If AP’s guidelines end up like the ones they shared with me, we’re headed for a Napster-style battle on the issue of fair use.”

7 comments so far

  1. We started Blogger AP/Tea Party. It’s not a matter of not playing nice; it’s a matter of the AP not having a leg to stand on from a legal standpoint:

    The Rationale
    http://tinyurl.com/3f5eqd

    The Campaign
    http://tinyurl.com/3jcyfq

    Happy rebelling, my friend
    Alex

    Ps. Tell everyone.

  2. abbymartin on

    Alex

    Thank you for the comment (and the links- interesting reading indeed! You seem like you’re very much in agreement with Jeff Jarvis’s call to action in response to AP’s actions. )

    Yes, the AP overstepped for sure. I think maybe they felt their livelihood might be threatened and they wildly overreacted. As someone who has worked as a journalist and now blogs, I can see both sides of the story. But I can also clearly see that AP didn’t handle this well at all. The word “Draconian” comes to mind…

    BTW- I *love* your signature line. What a wonderful sentiment! 😉

    AM

  3. Old Copyright Hand on

    AP is just the tip of an iceberg that will either melt or make problems of more than Titanic proportions. The whole matter of copyright, protection of authors, etc, is out of joint with the realities of today. Until global copyright conventions are rethought and made reasonable, the AP problem will happen again and again. Nobody will win and everybody who creates or publishes anything that is able to be reproduced will be in a difficult debate about who pays whom for what and in what circumstances.

  4. abbymartin on

    Hi OCH. Welcome.

    Yours is an incredibly valid point and I thank you for making it. But how do we even begin to go about rethinking copyright? Obviously we need to- but each country has its own conventions (don’t even get me started on fair use vs. fair trade etc.) and who would lead such an initiative?

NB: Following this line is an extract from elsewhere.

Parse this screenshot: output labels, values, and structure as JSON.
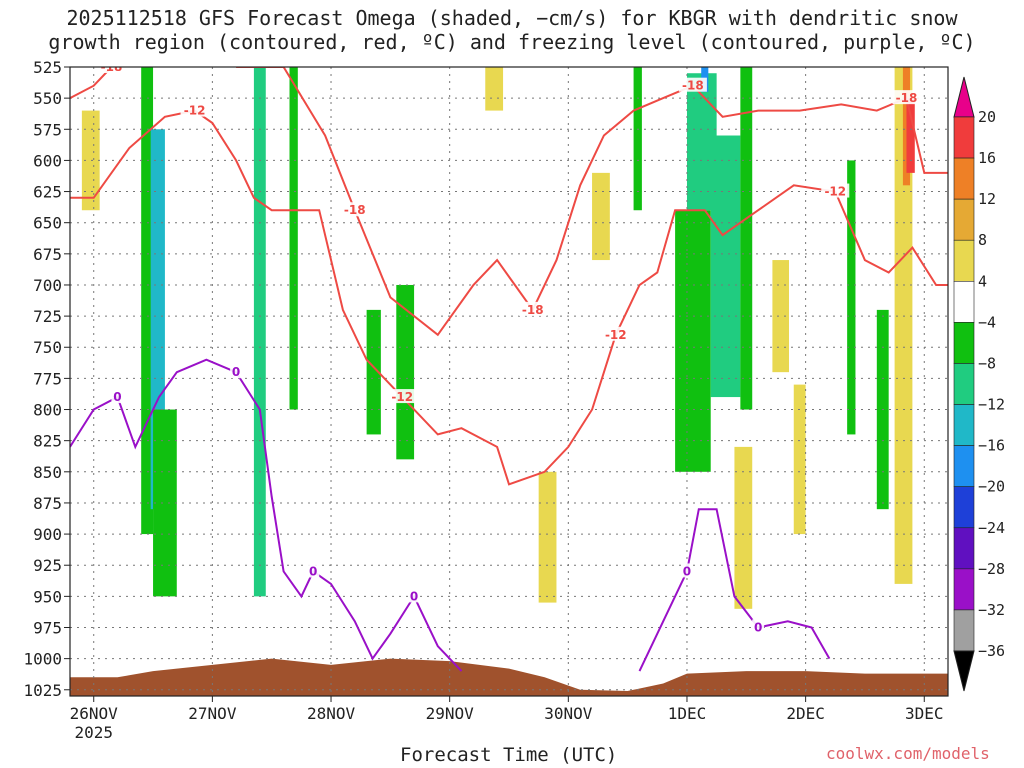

    Yes, it is NEEDED but how -and who- would get the ball rolling on this?

    AM

  5. Old Copyright Hand on

    This problem once faced Charles Dickens, who responded by going on an American tour to get his point of view across. Authors who are watching food go off the table need help from others; and bloggers have to learn that some people — obviously not AP — go without so that they can get royalties later if they are lucky. But there have been Universal Copyright Conventions (meaning rules not meetings) and there can be again.

    By the way, on a tangent, but on point also, do you know that if you are not in Canada, you can’t see the Colbert bit you referenced in a previous post?

  6. abbymartin on

    OCH

    well, that in part was why the TV writers went on strike (and that worked out well for exactly…nobody.) But I do agree that we need Universal Copyright Conventions.

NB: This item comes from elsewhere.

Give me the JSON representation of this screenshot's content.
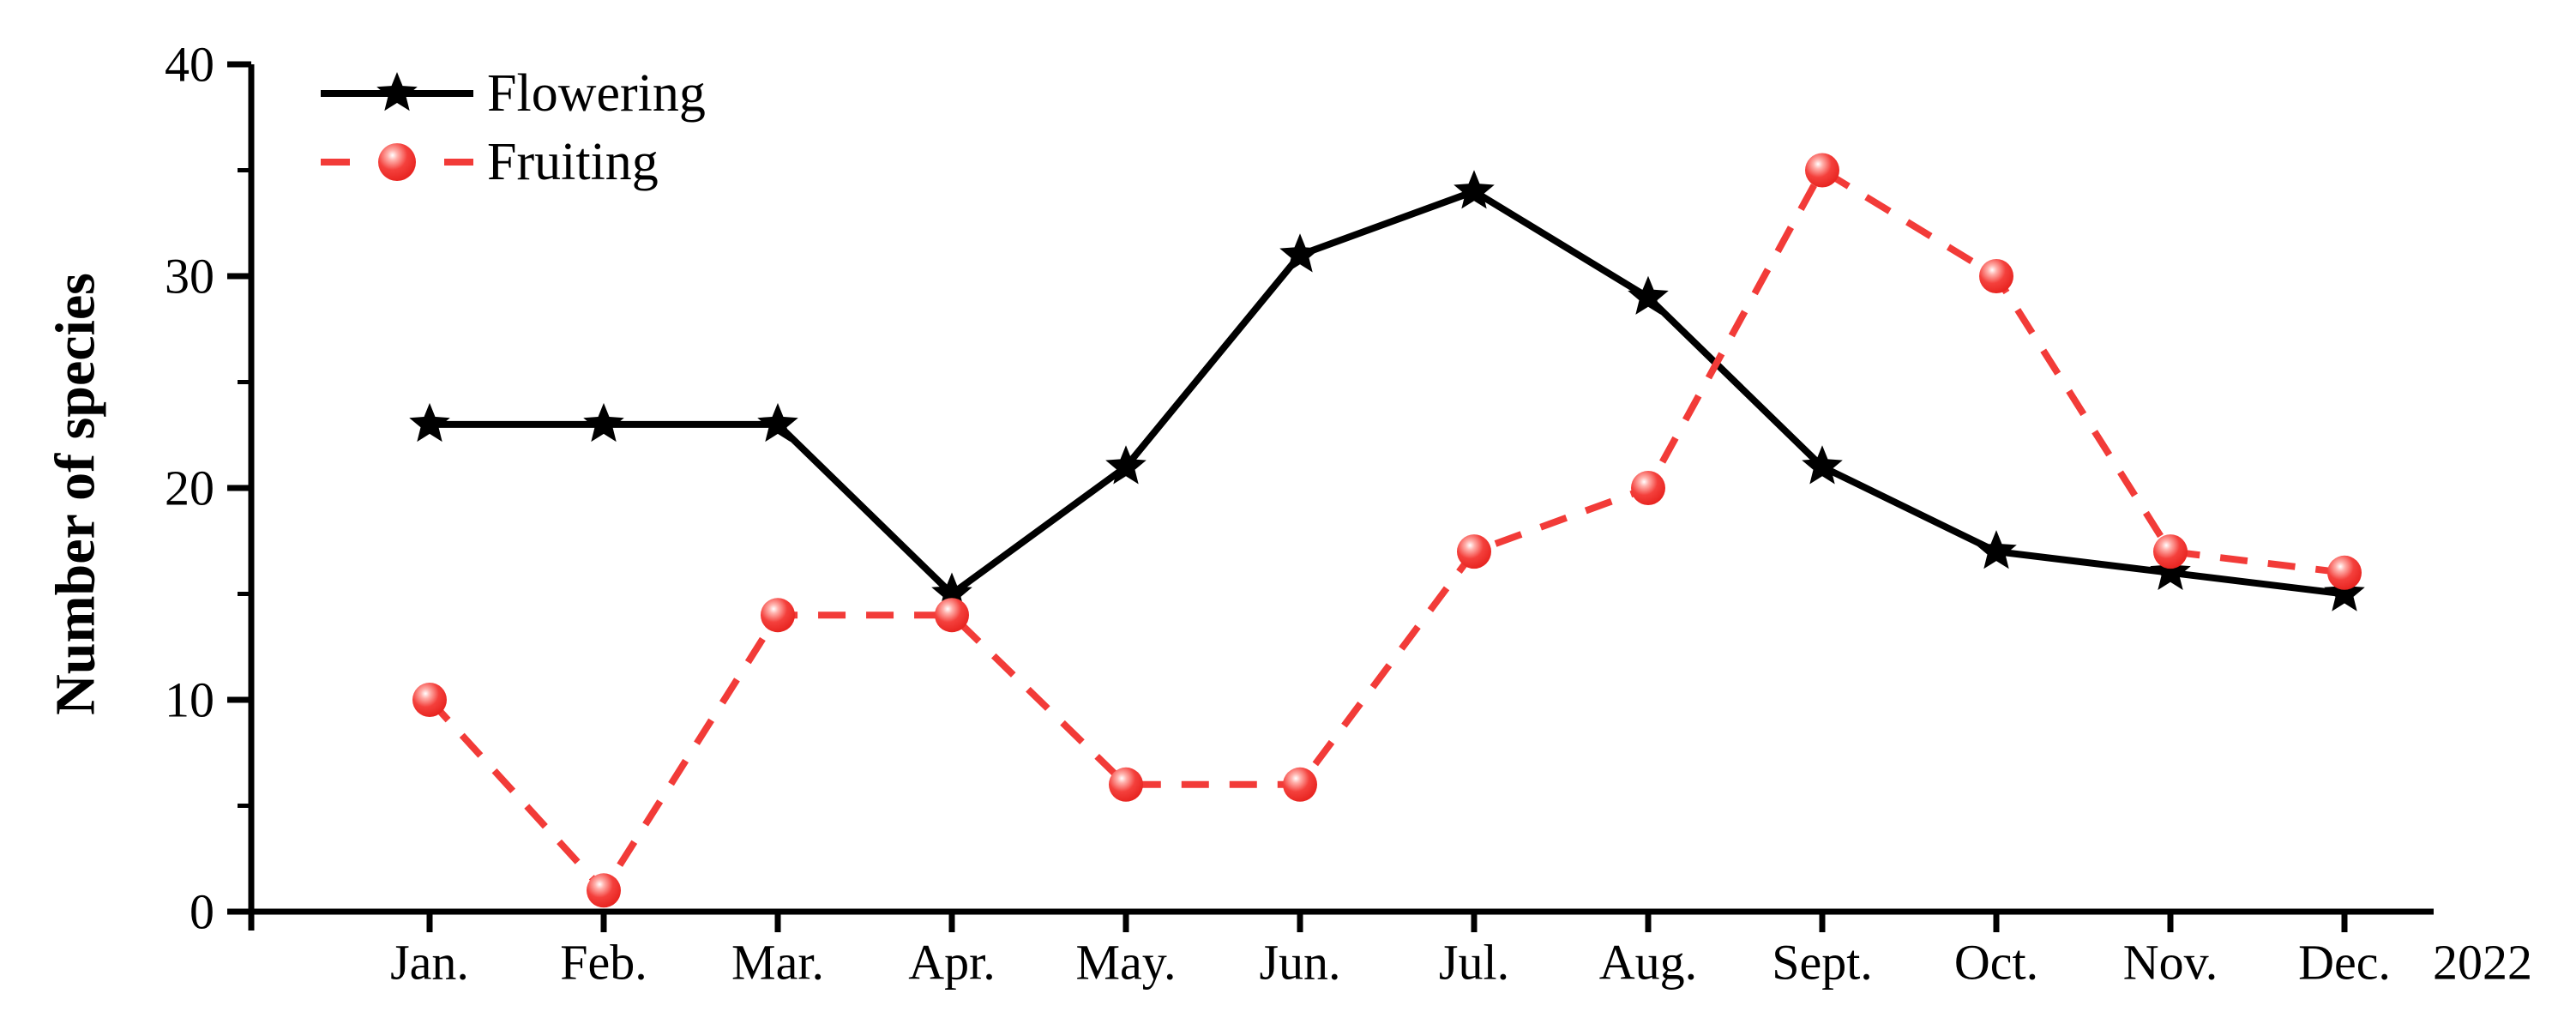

    Oddly, the video comment you made fits into this discussion. Regional rights. I can’t watch any content from Hulu in Canada due to rights issues, nor can I watch new episodes of Dr. Who on the BBC’s UK website. (I have to wait- interminably – for the episodes to make it across the pond for broadcast.) That’s all about licensing and copyright too. Alas.

  7. Ironic on

    Isn’t this always the way?
    Paper vs. Radio
    Radio vs. TV
    TV vs. Online

    I’m waiting for a time when it becomes online vs. word of mouth.

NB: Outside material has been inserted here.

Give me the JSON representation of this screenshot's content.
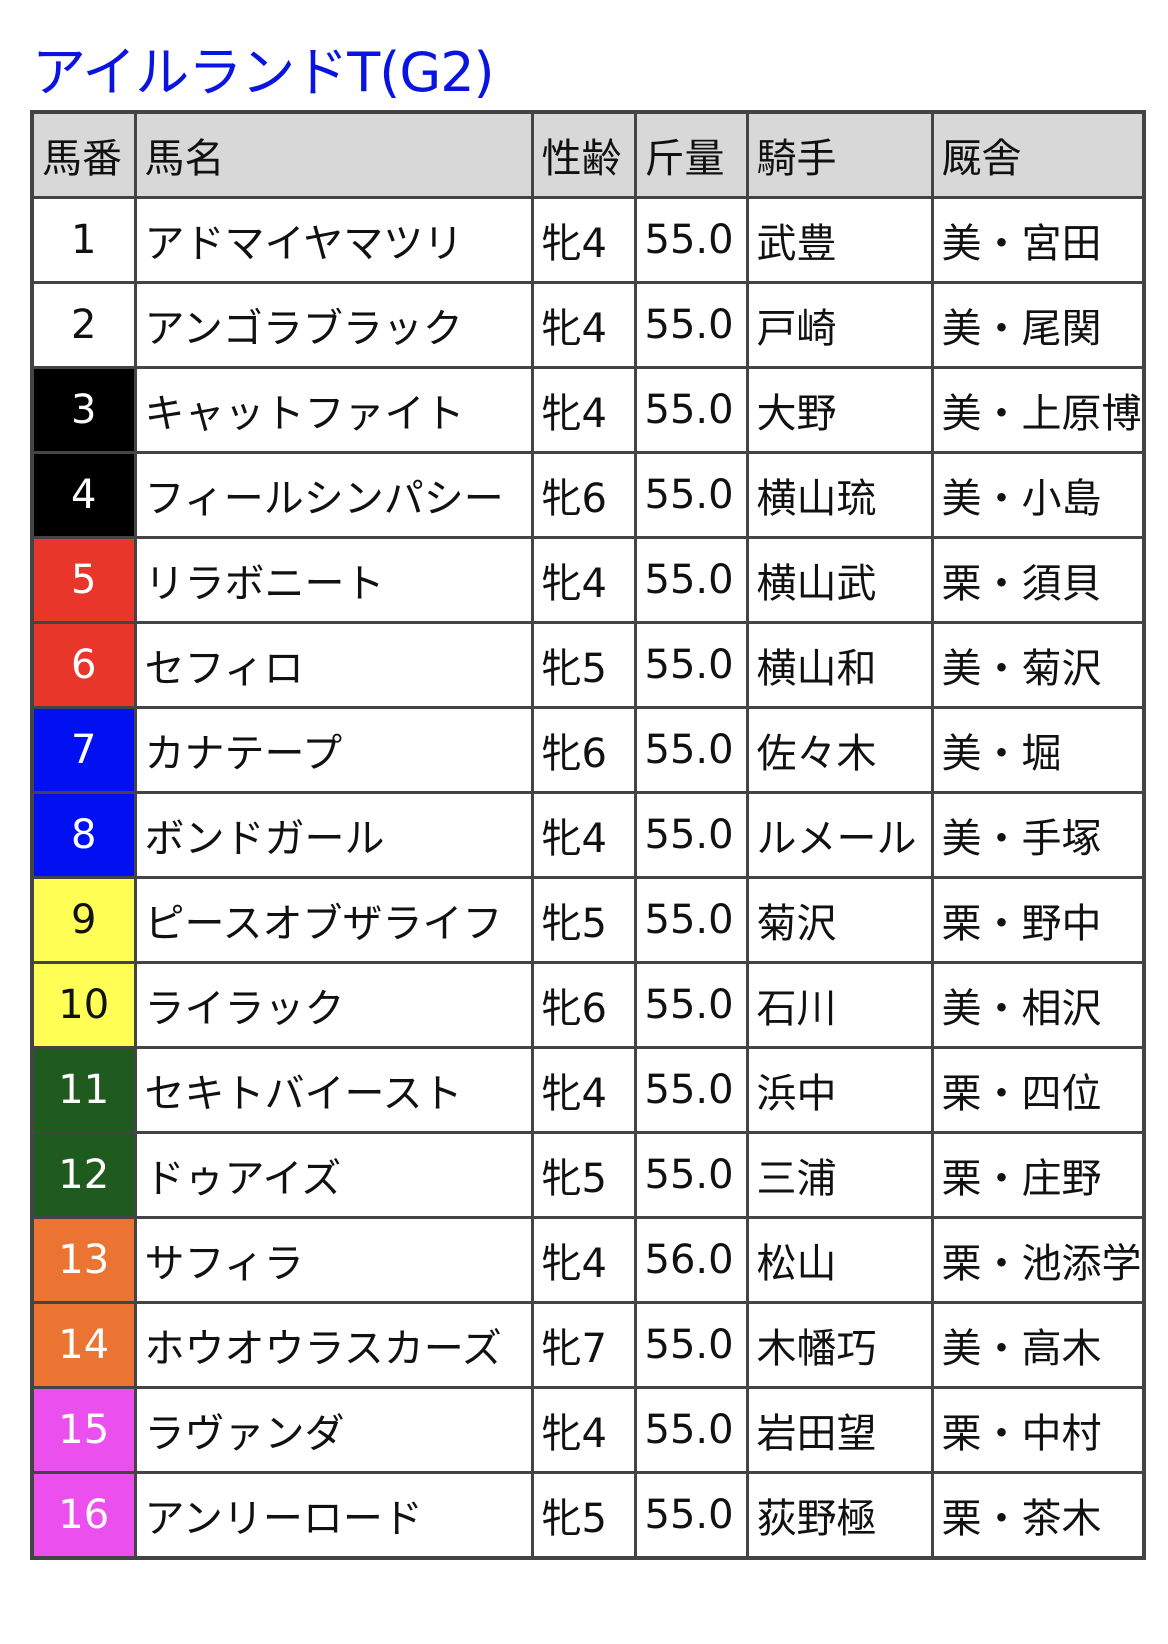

    Of course the issue now is with oversaturation. When it was the paper, people believed it. It HAD to be true.
    Radio changed it slightly, but it was TV that screwed us all.
    24 hour news networks make conjecture and are filling time. I will never forget CNN needing to be first on the whole Martha Stewart trial, so they had a guy using Semiform to contact the reporter. What?
    Beyond that, with so much information out there, most of it can (and should) be treated as misinformation.
    I still find it fascinating that WIKIPEDIA (FOR GOD’S SAKE) was the first to report Tim Russert’s death.